Werkingsprincipe
1. Refrigerant compressor
2. Condensor
3. Motor fan
4. Air-to-refrigerant heat exchanger/evaporator
5. Water-air-separator
6. Condensate drain
7. Capillary tube
8. Filter
9. Liquid separator
10. Air-to-air heat exchanger
11. Dew point indicator
12. High pressure switch
13. Hot gas bypass valve
Luchtstroming
Perslucht die moet worden gedroogd, komt het HE A-A-gedeelte (10) binnen en wordt vervolgens door de uitlaat gekoeld, in een lagere temperatuur en gedroogde lucht. Doordat de temperatuur daalt, begint de waterdamp in de inlaatlucht te condenseren. Vervolgens stroomt de lucht de verdamper (4) in en wordt deze verder afgekoeld tot de verdampingstemperatuur van het koelmiddel. Meer vloeibaar water condenseert. De koude lucht met vloeibare waterdruppel stroomt vervolgens door de WSD (5), waar het vloeibare water wordt gescheiden van de lucht. Via de afvoerkraan (6) wordt vloeibaar water afgevoerd. Vervolgens stroomt de koude en gedroogde lucht terug naar de HE A-A-sectie (10), waar deze wordt opgewarmd door de hete en natte inlaatlucht en vervolgens via de luchtuitlaat van de warmtewisselaar naar buiten gaat.
Koelmiddelstroom
De koelmiddelcompressor (1) stuurt koelmiddelgas met hoge temperatuur en hoge druk door de watergekoelde/luchtgekoelde condensor (2), waar het koelmiddelgas condenseert tot vloeibaar koelmiddel. Vervolgens stroomt het vloeibare koelmiddel door het drogerfilter (8) (om vocht en deeltjes te voorkomen) en vervolgens naar het expansie-element (expansieklep of capillair) (7). Nadat het koelmiddel door het expansie-element (7) is gestroomd, schakelt het over naar een veel lagere temperatuur en druk. Dit koelmiddel stroomt vervolgens de verdamper (4) binnen en absorbeert warmte van de hete inlaatperslucht om te verdampen. Na het verdampen gaat gasvormig (of gas-/vloeistofmengsel) koelmiddel terug naar de aanzuiging van de koelmiddelcompressor (1) na de gas-/vloeistofafscheider (9) (om mogelijke vloeistofschokken te voorkomen).
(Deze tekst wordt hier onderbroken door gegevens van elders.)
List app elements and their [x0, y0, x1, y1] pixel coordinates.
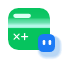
button[interactable]: Pause [38, 34, 55, 52]
button[interactable] [8, 8, 50, 50]
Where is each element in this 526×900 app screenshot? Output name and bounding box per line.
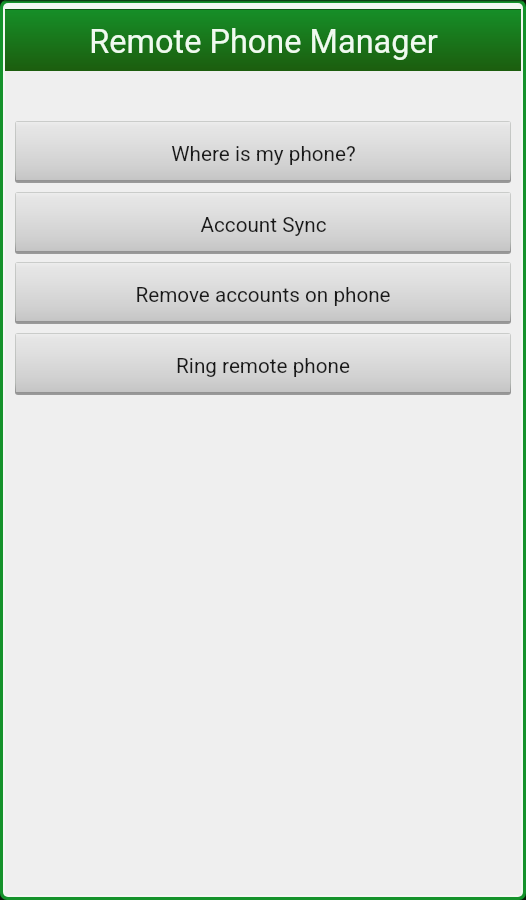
staticText: Account Sync bbox=[200, 213, 327, 237]
staticText: Remove accounts on phone bbox=[135, 283, 391, 307]
staticText: Remote Phone Manager bbox=[89, 23, 438, 61]
button[interactable]: Where is my phone? bbox=[16, 122, 510, 180]
button[interactable]: Remove accounts on phone bbox=[16, 263, 510, 321]
button[interactable]: Ring remote phone bbox=[16, 334, 510, 392]
staticText: Ring remote phone bbox=[176, 354, 350, 378]
button[interactable]: Account Sync bbox=[16, 193, 510, 251]
staticText: Where is my phone? bbox=[171, 142, 356, 166]
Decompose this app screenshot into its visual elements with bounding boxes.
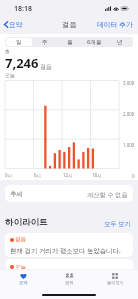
staticText: 총 (5, 48, 10, 54)
button[interactable]: 일 (6, 38, 32, 46)
staticText: 년 (117, 39, 123, 46)
staticText: 0 (132, 173, 135, 179)
staticText: 요약 (9, 20, 23, 29)
button[interactable]: 모두 보기 (102, 217, 133, 229)
button[interactable]: 오늘 (5, 259, 133, 269)
staticText: 오늘 (15, 264, 27, 269)
staticText: 2,000 (123, 111, 135, 117)
button[interactable]: Browse (92, 270, 138, 288)
staticText: 걸음 (62, 20, 77, 29)
staticText: 12시 (63, 172, 73, 178)
staticText: 1,000 (123, 142, 135, 148)
staticText: 3,000 (123, 80, 135, 86)
button[interactable]: Sharing (46, 270, 92, 288)
button[interactable]: 요약 (0, 18, 27, 31)
staticText: 둘러보기 (107, 280, 124, 285)
staticText: 추세 (10, 190, 23, 198)
staticText: 0시 (5, 172, 12, 178)
staticText: 6개월 (87, 38, 102, 46)
button[interactable]: 주 (32, 38, 57, 46)
button[interactable]: 년 (107, 38, 132, 46)
button[interactable]: 월 (57, 38, 82, 46)
staticText: 18:18 (14, 4, 32, 14)
staticText: 걸음 (15, 236, 27, 243)
staticText: 월 (67, 39, 73, 46)
staticText: 주 (42, 39, 48, 46)
staticText: 오늘 (5, 72, 15, 78)
button[interactable]: 추세 (5, 185, 133, 202)
button[interactable]: 데이터 추가 (93, 18, 138, 31)
staticText: 일 (16, 39, 22, 46)
staticText: 하이라이트 (5, 217, 48, 228)
staticText: 공유 (65, 280, 74, 285)
button[interactable]: 6개월 (82, 38, 107, 46)
staticText: 7,246 (5, 54, 39, 72)
staticText: 현재 걷기 거리가 평소보다 높았습니다. (10, 246, 121, 255)
staticText: 걸음 (40, 63, 52, 71)
staticText: 요약 (19, 280, 28, 285)
staticText: 6시 (34, 172, 41, 178)
button[interactable]: 걸음 (5, 233, 133, 257)
staticText: 계산할 수 없음 (87, 190, 128, 198)
button[interactable]: Summary (0, 270, 46, 288)
staticText: 18시 (92, 172, 102, 178)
De hogedrukbeveiligingsschakelaar (12) wordt gebruikt om te voorkomen dat de koelmiddeldruk de limiet overschrijdt. Bij nullast of tamelijk lage belasting zou de bypassklep voor heet gas (HGB) (13) het hete-gas-koelmiddel uit de compressoruitlaat omzeilen om mogelijk storing door bevriezing (ijsblokvorming) te voorkomen.
Automatisch regelsysteem
De condensordruk moet zo constant mogelijk worden gehouden om een stabiele werking te verkrijgen. De ventilatorschakelaar stopt en start daarom de koelventilator (3). Als de verdamperdruk bij deellast of nullast tot onder een bepaald niveau daalt, wordt de bypassklep voor heet gas (9) geopend en wordt heet gas onder hoge druk naar het verdampercircuit gevoerd om te voorkomen dat de verdamperdruk nog verder daalt.